New Symposium – UPDATE: Jim Geraghty!

New Symposium – UPDATE: Jim Geraghty! 2017-03-06T22:40:13+00:00

Timothy Dalrymple and I had a conversation about the differences between Catholics and Evangelical Christians and their methods of movement. Timothy, who has boundless energy and manages over at the Evangelical Portal, said, “let’s broaden the conversation with a symposium!”

“…a symposium on the future of social conservatism and the extent to which religious groups, and the tensions and synergies between them, are shaping that future. The rise of a younger, more pro-life generation is changing the complexion of the abortion issue, while legislation is moving against gay-marriage even as judicial and cultural trends are moving toward it. How will these things pan out? How should Catholics and Evangelicals, as well as other Protestants, Orthodox, Mormons, and people of other faiths besides, respond to these developments? How do our stances on these issues give expression (if they do) to the gospel and to Christ’s call to care for ‘the least of these’? And how can we work together where we agree, and better understand one another where we differ?”

And so today we launch For Life and Family: Faith and the Future of Social Conservatism, where each day we’ll be adding several voices — some of them may surprise you — to the mix, and we’ll be going strong for about two weeks.

We lift off with Mark Shea, who draws on his Evangelical-to-Catholic journey to bring some welcome perspective on fundamental differences in perception that exist between to two:

My email box is full of puzzled frustration at the mystery of my political views and lots of advice from people who tell me “Stick to theology” as though the two have absolutely no connection in my mind. In turn, I find the mystification of my readers even more mysterious. Here’s the key to the riddle: I’m a Catholic. So, in my mind, politics (like everything else in the universe) is intimately connected to theology or, more precisely, to God.

I think that politics is the art of the possible. I regard political parties as large, clumsy mechanisms that Catholics should attempt to use in order to try to enact as much Catholic social teaching as possible. Sort of like trying to knit with tire irons.

J.E. Dyer writes on social conservatism and the quality of mercy:

It is not justice, but mercy, that saves the unborn. God prizes mercy over justice, but we don’t. Left to our own devices, we couch everything in terms of justice—vindication for us, punishment for others—and ignore or despise the concept of mercy. Much of the West’s intellectual effort for the last century has been devoted to making a high moral art of this. We have even begun to call mercy “justice,” as when a guilty felon with a troubled background is given a lighter sentence or set free. This creates a great vulnerability for us: not so much by corrupting the concept of justice as by effectively dismissing “mercy” as a quality in social intercourse. None of us can get along without mercy as well as we tend to think we can. But we have largely organized ourselves to drive it out of the human equation.

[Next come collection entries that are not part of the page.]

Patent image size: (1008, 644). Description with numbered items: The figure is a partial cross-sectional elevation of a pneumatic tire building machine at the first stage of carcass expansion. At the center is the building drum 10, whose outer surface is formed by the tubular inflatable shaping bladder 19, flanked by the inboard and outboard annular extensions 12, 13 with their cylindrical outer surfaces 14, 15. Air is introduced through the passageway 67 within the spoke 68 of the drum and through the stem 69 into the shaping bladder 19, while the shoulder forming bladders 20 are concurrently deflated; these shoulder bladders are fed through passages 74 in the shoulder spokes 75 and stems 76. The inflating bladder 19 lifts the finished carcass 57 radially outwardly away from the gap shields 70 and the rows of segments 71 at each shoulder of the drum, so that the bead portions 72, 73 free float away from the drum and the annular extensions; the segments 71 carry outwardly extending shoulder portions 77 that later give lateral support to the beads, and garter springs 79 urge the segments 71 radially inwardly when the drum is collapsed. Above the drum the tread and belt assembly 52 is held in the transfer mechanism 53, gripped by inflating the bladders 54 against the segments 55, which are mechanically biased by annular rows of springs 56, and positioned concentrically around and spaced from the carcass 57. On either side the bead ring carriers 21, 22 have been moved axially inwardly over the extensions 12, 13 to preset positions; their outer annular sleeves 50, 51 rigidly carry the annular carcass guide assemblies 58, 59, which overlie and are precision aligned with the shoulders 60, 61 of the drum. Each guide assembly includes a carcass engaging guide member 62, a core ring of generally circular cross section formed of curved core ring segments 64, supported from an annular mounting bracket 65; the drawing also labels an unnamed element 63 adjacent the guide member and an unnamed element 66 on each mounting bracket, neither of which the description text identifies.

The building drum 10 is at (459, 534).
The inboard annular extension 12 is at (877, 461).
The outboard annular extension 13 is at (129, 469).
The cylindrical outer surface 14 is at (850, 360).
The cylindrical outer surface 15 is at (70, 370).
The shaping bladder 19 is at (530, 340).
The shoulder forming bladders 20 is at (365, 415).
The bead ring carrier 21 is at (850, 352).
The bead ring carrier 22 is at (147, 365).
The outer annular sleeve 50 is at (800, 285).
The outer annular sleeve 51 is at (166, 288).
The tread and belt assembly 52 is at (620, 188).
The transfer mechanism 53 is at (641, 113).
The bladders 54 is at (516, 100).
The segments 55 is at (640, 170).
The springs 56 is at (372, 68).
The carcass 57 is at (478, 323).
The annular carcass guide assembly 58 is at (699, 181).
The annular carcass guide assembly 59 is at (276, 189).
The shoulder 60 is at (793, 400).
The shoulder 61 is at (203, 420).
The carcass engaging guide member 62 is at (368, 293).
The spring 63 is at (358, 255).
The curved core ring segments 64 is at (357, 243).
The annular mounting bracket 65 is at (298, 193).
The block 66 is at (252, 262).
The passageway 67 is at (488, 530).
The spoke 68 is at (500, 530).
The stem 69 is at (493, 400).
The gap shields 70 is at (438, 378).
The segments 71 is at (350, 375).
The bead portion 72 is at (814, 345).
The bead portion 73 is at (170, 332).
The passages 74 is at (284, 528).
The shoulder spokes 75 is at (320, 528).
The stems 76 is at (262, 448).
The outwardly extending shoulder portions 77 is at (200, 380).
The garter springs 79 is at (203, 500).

Finally, theologian Tim Muldoon comes out with a bold statement that may turn a few heads or make them explode: Fighting Gay Marriage is a Lost Cause:

The American assumption is weak, though, from a philosophical and cultural perspective, and wrong from a Christian theological perspective. The weakness lies in the fact that this logic about marriage is divorced from a philosophical or theological anthropology, rooting itself more in a model of law known as social contract. A social contract is basically an agreement among people about how they as a society will act. According to an American version of this theory, law is good if it reflects the will of the majority. And since the majority of people are coming to embrace the economic partnership model, the law ought to reflect that model. Over time, that model will likely have to include all sorts of legal partnerships as public opinion continues to change.

How’s that for a start?

UPDATE: And how is NRO’s Jim Geraghty, to continue?

If evangelicals have more on their minds than social conservatism in recent years, it in part reflects that almost everyone has had more on their minds than social conservatism in recent years . . . it’s rather interesting that “social conservatism” has come to be defined as almost a synonym for “abortion and gay marriage.” Social conservatism was once associated with a much wider range of issues: the content and messages on our television, movies, popular music; what kind of values are being taught to our children at school; hostility to expressions of religious faith in public life; general civility and decorum in public spaces; the social cost of legalized gambling, drug use and associated criminal activity, and more. Perhaps evangelicals are less committed to social conservatism, or perhaps their sense of priorities for a better, more conservative society is changing.